La décision du tribunal

[5]               Le tribunal a tout d’abord examiné les conclusions de la SPR et a conclu que dans leur demandes d’ERAR, les demandeurs alléguaient le même risque s’ils retournaient au Pakistan : la persécution en raison de leur foi chrétienne. Le tribunal a alors statué comme suit : [traduction] « Comme ce risque a été évalué par la SPR, seuls de nouveaux éléments de preuve de ce risque seront examinés dans le cadre de la présente demande. »

 

[6]               Le tribunal a alors examiné deux documents qu’il jugeait être de nouveaux éléments de preuve :

 

·        une lettre du pasteur d’une église de Toronto [traduction] « qui déclare que la famille s’adonne au culte à l’église plusieurs fois par semaine »;

 

·        les passeports pakistanais modifiés, obtenus du consulat du Pakistan à Toronto, pour le père et la fille [traduction] « dans lesquels ils s’identifient maintenant comme chrétiens ». En fait, sa fille a obtenu un nouveau passeport. Le consulat a renvoyé l’ancien passeport de M. Rizvi avec la mention Islam rayée et remplacée par chrétien. La mention des deux religions est clairement lisible dans son passeport.

 

[7]               Après avoir apprécié les nouveaux éléments de preuve documentaire, le tribunal a statué comme suit :

 

[traduction] J’ai tenu compte du fait que les demandeurs ont changé leur passeport et ont commencé à régulièrement fréquenter l’église à Toronto uniquement après la décision de la SPR, qui visait précisément ces deux questions. Compte tenu du moment de ces événements et de leur rapport avec les conclusions de la SPR, j’accorde à la lettre et au passeport peu de poids pour établir que les demandeurs sont exposés à un risque au Pakistan en raison de leur foi chrétienne.
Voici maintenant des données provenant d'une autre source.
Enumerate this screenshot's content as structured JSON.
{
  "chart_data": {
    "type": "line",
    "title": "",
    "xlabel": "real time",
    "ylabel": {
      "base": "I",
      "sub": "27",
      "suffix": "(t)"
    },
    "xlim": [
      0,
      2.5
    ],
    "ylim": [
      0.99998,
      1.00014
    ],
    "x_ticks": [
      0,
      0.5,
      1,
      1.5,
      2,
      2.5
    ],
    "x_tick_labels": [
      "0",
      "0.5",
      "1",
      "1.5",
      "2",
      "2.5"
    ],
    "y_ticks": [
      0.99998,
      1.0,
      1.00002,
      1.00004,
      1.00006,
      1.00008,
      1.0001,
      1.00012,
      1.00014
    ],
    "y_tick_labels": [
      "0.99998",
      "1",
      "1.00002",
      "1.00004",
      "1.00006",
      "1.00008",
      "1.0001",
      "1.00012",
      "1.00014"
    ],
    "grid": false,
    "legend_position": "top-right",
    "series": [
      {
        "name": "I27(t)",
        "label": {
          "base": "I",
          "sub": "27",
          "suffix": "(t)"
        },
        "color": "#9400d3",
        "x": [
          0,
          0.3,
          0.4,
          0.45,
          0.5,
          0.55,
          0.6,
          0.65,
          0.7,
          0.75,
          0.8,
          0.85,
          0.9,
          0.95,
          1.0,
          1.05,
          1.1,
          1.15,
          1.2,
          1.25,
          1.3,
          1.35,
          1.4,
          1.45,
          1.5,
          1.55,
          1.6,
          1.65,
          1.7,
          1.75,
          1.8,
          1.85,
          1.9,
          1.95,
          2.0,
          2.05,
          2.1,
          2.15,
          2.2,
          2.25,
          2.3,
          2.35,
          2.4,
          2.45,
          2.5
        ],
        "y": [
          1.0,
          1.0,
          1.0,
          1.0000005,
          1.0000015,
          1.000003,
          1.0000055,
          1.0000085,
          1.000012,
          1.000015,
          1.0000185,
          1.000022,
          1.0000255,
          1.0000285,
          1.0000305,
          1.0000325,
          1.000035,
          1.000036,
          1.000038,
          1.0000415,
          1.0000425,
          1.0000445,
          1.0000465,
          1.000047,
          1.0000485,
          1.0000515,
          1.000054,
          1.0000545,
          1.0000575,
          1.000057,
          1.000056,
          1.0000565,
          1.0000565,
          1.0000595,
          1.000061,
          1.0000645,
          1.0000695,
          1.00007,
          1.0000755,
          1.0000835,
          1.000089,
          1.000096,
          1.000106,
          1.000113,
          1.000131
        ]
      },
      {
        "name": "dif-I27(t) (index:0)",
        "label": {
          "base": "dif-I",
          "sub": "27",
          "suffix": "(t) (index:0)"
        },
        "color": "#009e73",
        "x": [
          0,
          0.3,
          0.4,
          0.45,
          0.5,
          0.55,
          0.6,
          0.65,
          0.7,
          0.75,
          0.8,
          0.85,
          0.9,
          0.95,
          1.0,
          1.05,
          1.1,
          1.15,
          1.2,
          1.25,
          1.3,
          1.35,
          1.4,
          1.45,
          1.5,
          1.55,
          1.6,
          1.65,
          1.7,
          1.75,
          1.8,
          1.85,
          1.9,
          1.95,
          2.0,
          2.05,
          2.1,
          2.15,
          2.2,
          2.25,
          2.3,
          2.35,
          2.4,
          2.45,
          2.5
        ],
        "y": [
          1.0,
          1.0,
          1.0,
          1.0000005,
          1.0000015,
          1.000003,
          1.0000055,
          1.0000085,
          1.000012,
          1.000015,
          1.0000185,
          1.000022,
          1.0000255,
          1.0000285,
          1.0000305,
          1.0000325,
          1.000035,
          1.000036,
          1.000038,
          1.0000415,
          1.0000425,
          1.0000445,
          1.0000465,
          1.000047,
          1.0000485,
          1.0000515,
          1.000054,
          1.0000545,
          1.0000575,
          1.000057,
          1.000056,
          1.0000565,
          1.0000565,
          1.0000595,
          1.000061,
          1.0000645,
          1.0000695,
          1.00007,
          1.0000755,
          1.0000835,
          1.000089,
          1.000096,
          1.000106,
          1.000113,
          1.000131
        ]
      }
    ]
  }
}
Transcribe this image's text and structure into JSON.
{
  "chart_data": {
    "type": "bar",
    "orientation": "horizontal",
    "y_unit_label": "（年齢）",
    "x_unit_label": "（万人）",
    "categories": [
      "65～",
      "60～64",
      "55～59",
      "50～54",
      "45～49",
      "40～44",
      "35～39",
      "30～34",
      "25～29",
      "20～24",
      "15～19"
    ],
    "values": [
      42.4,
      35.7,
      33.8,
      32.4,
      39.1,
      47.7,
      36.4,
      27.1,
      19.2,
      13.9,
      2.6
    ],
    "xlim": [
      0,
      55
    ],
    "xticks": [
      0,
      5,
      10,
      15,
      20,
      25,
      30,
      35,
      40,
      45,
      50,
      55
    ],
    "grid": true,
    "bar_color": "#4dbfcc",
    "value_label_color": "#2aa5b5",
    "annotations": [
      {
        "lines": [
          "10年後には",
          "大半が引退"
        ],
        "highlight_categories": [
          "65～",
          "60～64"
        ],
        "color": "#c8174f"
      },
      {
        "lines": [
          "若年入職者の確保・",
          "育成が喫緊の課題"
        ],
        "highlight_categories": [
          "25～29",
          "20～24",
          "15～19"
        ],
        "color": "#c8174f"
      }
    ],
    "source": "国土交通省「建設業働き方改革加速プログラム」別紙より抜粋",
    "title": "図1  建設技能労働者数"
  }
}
[Non souligné dans l’original.]

 

[8]               Le tribunal a ensuite déclaré qu’il avait examiné les articles d’Internet présentés par les demandeurs et a dit qu’il [traduction] « reconnaît que le gouvernement et la police ont été critiqués pour ne pas avoir pris de mesures contre les attaques envers les chrétiens et leurs biens » ajoutant qu’il avait également examiné le rapport de 2006 du Département d’État des États-Unis sur la liberté religieuse dans le monde qui mentionne les efforts du gouvernement visant à améliorer le traitement des minorités religieuses au Pakistan, citant le passage suivant :

 

[traduction] Au cours de la période visée par le rapport, le gouvernement a continué à lancer des appels publics concernant la tolérance religieuse, a collaboré avec des leaders religieux modérés pour organiser des programmes concernant l’harmonie sectaire et la compréhension interconfessionnelle, a maintenu son interdiction visant les activités des organisations sectaires et terroristes et a activement tenté de les réduire, a mis en œuvre un régime d’inscription à l’intention des écoles religieuses islamiques connues sous le nom de madrassah, et a entrepris la réforme du programme d’instruction publique visant à mettre fin à l’enseignement de l’intolérance religieuse.

 

[9]               Le tribunal s’est également reporté à ce rapport du Département d’État des États-Unis selon lequel les chrétiens affirmaient compter quatre millions de membres dans ce pays, 70 % des catholiques parlant l’anglais s’adonnaient au culte et le diocèse catholique de Karachi estimait que 120 000 chrétiens vivaient dans cette ville.

 

[10]           Le tribunal a également indiqué qu’il avait tenu compte du risque déclaré par M. Rizvi selon lequel il serait tué en raison du changement de religion dans son passeport et a mentionné que [traduction] « selon le rapport [de 2006 du Département d’État des États-Unis] sur la liberté religieuse dans le monde, il n’y a aucune loi relative à l’apostasie au Pakistan ». [Non souligné dans l’original.]

 

[11]           Le tribunal conclut son examen des observations distinctes des demandeurs et de sa recherche indépendante en disant qu’il [traduction] « n’a pas été établi que les demandeurs seraient exposés à un risque personnel et prospectif de persécution, de torture, de menace à leur vie ou à un risque de traitements ou peines cruels et inusités au Pakistan ». Cela dit, le tribunal a déclaré qu’il avait examiné la situation du pays pour déterminer s’ils étaient des réfugiés au sens de la Convention ou des personnes à protéger, cette fois en se reportant au rapport du Département d’État des États-Unis sur la situation des droits de la personne au Pakistan en 2006 (Country Report on Human Rights Practices) concluant que [traduction] « le bilan du gouvernement en matière de droits de la personne demeure médiocre »,  mais tirant la conclusion suivante :

 

[traduction] Bien que je reconnaisse l’existence de problèmes tels que des restrictions à la liberté de religion et la violence contre les femmes, je ne dispose pas de suffisamment d’éléments de preuve pour conclure que les demandeurs seraient personnellement à risque d’être exposés à de tels problèmes ou à d’autres problèmes en matière de droits de la personne au Pakistan. Par conséquent, je conclus que les demandeurs ne feraient face à rien d’autre qu’une simple possibilité de persécution et je conclus également qu’il n’est pas vraisemblable que les demandeurs encourent un risque de torture, de menace à leur vie ou un risque de traitements ou peines cruels et inusités s’ils devaient retourner au Pakistan.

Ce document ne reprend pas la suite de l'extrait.